The Communist Party has been suspended, foiling a plan to forge an election-day alliance with the fiercely critical Alga! party, which has consistently failed to secure registration.

Election officials also removed prominent opposition figure Bolat Abilov from his party’s list for inaccurate disclosure of income and property, barring him from parliament even in the unlikely event his Social Democrats were to place second.

"They don’t want to see representatives of civil society in government; people who will raise awkward questions and speak the truth," Abilov said.

Controls have gradually been tightened. A religion law banning prayer rooms in state institutions was pushed through in October.

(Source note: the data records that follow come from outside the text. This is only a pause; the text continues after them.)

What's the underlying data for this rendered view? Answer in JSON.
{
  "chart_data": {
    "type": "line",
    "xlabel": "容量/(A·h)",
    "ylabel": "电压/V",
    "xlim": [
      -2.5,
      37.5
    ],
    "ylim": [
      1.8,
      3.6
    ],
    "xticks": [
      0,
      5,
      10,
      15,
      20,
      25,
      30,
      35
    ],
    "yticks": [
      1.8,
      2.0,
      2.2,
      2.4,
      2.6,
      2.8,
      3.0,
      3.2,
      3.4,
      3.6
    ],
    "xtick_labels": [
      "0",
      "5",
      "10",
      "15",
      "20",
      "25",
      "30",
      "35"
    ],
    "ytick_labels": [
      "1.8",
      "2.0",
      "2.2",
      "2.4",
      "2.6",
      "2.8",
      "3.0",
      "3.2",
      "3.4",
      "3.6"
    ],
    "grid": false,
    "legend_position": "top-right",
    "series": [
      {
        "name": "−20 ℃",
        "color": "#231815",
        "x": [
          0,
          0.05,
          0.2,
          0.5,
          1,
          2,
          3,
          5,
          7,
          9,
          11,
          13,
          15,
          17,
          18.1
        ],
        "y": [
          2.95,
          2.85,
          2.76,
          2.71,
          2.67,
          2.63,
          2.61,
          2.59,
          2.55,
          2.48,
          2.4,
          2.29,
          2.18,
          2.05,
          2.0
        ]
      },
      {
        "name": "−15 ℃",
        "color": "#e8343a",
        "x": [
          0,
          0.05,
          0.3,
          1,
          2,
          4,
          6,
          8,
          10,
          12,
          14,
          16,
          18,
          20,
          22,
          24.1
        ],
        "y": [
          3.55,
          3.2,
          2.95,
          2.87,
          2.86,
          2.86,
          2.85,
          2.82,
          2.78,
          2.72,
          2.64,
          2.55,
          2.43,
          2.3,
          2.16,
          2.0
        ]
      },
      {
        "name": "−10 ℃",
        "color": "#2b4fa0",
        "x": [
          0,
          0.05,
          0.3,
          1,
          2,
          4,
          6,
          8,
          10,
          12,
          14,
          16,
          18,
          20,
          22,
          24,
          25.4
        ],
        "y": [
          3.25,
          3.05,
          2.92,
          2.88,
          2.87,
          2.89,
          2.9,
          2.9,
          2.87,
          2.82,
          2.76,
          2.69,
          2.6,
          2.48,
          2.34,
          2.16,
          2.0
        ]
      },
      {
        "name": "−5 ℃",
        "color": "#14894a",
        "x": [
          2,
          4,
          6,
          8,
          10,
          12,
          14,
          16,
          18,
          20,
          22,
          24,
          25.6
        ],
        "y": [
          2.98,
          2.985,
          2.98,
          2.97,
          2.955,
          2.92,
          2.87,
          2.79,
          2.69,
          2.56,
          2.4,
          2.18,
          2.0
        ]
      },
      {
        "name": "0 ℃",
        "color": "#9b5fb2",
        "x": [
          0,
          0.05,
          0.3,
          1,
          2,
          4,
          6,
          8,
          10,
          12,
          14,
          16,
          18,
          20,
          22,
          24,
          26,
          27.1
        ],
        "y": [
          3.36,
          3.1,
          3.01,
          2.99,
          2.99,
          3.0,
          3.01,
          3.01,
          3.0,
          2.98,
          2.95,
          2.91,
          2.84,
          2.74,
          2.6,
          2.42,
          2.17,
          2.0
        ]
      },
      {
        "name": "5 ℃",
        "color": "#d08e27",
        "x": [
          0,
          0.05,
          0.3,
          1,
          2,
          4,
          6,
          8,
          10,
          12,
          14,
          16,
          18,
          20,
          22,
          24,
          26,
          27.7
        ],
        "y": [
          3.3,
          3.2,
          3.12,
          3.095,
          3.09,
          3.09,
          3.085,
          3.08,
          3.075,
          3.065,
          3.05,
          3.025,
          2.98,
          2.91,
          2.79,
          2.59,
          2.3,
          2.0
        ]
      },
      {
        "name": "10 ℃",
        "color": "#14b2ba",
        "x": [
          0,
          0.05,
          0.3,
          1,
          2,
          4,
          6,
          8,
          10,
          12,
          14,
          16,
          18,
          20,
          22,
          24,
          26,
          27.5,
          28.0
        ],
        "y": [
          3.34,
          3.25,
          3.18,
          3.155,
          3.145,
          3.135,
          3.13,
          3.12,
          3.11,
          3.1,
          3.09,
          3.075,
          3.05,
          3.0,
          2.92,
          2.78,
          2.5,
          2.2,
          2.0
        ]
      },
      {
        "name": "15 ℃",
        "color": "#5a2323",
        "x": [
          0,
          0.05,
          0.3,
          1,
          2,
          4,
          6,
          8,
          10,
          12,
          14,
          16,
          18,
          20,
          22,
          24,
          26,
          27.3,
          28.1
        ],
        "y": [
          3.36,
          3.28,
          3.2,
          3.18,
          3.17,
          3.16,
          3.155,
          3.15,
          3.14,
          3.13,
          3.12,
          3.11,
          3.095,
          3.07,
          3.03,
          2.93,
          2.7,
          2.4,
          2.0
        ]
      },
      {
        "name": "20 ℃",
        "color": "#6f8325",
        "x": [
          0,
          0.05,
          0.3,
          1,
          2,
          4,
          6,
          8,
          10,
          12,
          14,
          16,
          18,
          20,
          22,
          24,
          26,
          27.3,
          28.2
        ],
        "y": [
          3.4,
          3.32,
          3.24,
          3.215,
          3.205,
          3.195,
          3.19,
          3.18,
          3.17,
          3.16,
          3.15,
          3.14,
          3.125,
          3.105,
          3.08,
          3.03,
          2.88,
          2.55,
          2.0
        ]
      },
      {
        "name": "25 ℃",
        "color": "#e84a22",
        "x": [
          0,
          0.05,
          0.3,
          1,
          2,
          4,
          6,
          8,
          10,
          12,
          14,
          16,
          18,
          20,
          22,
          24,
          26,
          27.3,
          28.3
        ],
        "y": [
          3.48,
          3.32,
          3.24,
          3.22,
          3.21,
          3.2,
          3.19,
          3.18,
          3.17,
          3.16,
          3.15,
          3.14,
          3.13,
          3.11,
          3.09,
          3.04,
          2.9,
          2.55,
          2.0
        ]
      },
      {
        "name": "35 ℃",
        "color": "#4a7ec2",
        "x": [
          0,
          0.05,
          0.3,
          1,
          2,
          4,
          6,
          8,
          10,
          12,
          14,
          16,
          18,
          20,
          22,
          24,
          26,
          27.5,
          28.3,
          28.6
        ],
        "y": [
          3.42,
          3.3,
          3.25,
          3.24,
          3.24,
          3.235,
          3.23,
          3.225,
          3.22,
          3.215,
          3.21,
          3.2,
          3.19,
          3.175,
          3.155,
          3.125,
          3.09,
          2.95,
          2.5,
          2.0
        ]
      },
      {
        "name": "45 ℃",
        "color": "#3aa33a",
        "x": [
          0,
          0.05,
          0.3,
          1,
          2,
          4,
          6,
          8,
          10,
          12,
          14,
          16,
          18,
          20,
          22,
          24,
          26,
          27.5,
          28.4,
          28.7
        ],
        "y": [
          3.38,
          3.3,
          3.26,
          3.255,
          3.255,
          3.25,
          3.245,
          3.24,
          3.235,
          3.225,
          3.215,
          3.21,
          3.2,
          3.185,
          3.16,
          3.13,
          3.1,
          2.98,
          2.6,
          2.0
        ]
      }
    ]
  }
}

A new broadcast law approved by the Senate last month will subject foreign television channels to closer scrutiny.

"I hope for freedom of speech, pluralism of opinion and that those in power will listen to the masses," said Askhat Ibrahimov, head lawyer for the Taraz branch of a nationwide bank. He said he would vote for Ak Zhol.

He also said he "fully supports the president’s policies".

Therein lies the paradox. Democratic or not, the election will not shift the balance of power. The way Nazarbayev handles the tests to his rule, and the composition of the government he chooses to help, will provide the clues to Kazakhstan’s future.